Pierre Godin noircit la réputation de l'historien Denis Vaugeois en le qualifiant de «p'tit Joe connaissant, peu crédible», qui n'était à l'époque que «du menu fretin politique» et «un simple député d'arrière-banc». Pourquoi agir ainsi? Denis Vaugeois fut nommé, par René Lévesque, adjoint du ministre des Affaires intergouvernementale, Claude Morin, de 1976 à 1978, puis ministre des Affaires culturelles de 1978 à 1981. Les relations entre René Lévesque et Denis Vaugeois furent si bonnes [...] que le premier ministre du Québec accepta de le nommer membre du Conseil du trésor, fait exceptionnel pour un ministre des Affaires culturelles. En outre, à partir du mois de septembre 1979, Denis Vaugeois cumulait la fonction de ministre des Communications. L'une de ses tâches consista alors à permettre la publication du livre blanc du gouvernement sur la souveraineté-association et de gérer le plan de communication de la campagne référendaire. En 1981, Denis Vaugeois n'est pas reconduit au conseil des ministres, tout comme Denis de Belleval. Il devient toutefois adjoint parlementaire de Claude Charron.

Crédibles

En ma qualité de biographe, je considère que les déclarations de Denis Vaugeois, historien de carrière, sont crédibles et pertinentes dans la mesure où elles sont aussi appuyées par les propos de Louis Bernard et d'Yves Michaud, ainsi que par certains aveux de Claude Morin. Les agissements de René Lévesque à l'endroit de Claude Morin après 1984 sont également assez révélateurs. Les propos de Denis Vaugeois étaient suffisamment importants pour être présentés au public. Il n'était pas question pour moi d'ignorer ce témoignage: je me devais de le rendre public. Il est pertinent de souligner que Denis Vaugeois avait fait les mêmes confidences à Pierre Godin, qui n'en a fait aucunement mention dans son ouvrage.

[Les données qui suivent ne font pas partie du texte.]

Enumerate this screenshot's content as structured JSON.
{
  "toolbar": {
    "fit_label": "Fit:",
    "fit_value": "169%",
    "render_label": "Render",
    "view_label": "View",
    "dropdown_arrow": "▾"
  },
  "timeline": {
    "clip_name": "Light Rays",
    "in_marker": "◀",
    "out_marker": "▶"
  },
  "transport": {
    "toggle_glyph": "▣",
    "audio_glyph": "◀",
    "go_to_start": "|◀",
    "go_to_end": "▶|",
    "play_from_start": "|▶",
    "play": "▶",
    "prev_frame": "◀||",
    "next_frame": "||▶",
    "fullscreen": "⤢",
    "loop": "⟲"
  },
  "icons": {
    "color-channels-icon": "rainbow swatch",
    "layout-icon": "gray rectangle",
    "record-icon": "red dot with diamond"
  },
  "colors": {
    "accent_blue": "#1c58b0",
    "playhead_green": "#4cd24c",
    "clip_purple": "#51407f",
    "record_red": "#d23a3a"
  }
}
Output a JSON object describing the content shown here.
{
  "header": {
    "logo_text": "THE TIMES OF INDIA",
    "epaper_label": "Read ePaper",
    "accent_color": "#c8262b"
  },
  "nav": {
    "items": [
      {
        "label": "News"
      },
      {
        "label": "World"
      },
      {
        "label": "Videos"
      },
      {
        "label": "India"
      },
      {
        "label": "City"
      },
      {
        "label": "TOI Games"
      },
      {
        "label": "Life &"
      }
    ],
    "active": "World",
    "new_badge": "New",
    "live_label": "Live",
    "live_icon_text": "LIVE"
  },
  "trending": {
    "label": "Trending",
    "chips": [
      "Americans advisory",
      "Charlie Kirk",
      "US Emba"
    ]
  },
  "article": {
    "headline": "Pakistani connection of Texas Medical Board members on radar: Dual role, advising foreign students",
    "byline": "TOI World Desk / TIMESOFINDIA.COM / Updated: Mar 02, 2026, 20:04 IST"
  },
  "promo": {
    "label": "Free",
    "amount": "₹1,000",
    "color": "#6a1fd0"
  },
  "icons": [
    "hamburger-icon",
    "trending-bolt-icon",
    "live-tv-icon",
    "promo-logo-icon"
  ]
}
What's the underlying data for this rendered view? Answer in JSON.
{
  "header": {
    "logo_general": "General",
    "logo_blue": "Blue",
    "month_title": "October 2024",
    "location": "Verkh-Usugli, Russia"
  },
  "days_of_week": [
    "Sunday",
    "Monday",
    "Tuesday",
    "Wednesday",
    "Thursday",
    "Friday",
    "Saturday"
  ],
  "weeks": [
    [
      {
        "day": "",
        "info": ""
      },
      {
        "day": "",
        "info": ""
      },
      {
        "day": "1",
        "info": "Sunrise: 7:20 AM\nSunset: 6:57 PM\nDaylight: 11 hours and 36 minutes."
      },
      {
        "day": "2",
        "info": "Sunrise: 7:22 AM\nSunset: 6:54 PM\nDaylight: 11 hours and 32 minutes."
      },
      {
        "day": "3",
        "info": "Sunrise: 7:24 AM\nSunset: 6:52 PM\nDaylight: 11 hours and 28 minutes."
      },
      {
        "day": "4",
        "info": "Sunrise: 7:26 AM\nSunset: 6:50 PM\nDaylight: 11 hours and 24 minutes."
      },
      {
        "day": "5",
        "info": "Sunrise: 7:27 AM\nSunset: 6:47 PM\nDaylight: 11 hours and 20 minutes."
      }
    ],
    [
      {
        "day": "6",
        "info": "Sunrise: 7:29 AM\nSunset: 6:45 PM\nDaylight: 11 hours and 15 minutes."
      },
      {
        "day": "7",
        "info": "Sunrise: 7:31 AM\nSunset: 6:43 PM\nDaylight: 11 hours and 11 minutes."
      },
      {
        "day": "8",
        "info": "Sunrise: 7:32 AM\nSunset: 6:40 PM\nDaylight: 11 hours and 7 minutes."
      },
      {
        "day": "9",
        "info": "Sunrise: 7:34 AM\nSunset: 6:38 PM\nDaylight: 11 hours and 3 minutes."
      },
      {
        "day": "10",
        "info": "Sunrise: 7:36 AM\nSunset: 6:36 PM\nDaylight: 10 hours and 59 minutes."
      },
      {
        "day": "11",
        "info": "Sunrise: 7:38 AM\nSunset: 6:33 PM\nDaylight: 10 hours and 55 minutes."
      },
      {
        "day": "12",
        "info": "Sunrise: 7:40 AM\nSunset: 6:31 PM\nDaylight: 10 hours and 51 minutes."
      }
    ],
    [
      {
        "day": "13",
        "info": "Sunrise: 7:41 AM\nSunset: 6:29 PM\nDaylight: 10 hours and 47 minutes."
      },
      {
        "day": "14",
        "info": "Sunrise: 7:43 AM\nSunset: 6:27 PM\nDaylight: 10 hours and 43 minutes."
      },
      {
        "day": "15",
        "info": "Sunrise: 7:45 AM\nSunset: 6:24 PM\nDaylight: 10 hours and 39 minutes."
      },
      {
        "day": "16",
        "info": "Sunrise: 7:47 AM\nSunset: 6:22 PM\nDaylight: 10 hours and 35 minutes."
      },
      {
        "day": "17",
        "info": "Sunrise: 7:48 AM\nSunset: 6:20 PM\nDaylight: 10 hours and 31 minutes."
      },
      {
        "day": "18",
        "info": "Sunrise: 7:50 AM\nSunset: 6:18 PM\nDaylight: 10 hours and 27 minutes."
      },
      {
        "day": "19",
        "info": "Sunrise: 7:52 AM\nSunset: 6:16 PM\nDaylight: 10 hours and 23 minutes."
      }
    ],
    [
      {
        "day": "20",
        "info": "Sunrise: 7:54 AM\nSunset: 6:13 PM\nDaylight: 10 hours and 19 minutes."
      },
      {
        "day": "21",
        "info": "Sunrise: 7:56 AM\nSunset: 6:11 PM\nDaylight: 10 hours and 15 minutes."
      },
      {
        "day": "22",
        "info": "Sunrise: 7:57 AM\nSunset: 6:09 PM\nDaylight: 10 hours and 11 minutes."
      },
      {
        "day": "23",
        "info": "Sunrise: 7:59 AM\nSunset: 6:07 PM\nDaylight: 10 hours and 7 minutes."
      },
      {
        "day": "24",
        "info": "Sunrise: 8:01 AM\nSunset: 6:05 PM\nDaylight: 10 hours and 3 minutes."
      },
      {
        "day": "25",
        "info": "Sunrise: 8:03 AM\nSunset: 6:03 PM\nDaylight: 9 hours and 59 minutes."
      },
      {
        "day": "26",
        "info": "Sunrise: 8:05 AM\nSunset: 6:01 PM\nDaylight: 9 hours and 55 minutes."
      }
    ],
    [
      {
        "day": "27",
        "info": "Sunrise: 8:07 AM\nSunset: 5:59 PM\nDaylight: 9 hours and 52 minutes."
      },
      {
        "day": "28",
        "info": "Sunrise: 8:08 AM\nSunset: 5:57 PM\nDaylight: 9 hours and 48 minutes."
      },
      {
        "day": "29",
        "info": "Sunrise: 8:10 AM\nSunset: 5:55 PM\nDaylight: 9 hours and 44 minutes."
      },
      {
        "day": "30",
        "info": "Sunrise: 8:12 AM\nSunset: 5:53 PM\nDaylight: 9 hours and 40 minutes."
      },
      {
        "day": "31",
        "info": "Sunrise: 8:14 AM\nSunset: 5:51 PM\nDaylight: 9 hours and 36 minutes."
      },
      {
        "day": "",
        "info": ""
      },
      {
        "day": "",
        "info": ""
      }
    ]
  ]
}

Quant à savoir si les résultats de cette enquête peuvent entacher la mémoire de René Lévesque, cette question ne me semble pas pertinente pour un journaliste. Le rôle de celui-ci, comme celui de l'historien, n'est pas de noircir ou de blanchir la réputation de qui que ce soit: il s'agit avant tout d'informer la population parce que le dernier juge, toujours, demeure le grand public. Plus informé il sera, meilleur juge il deviendra.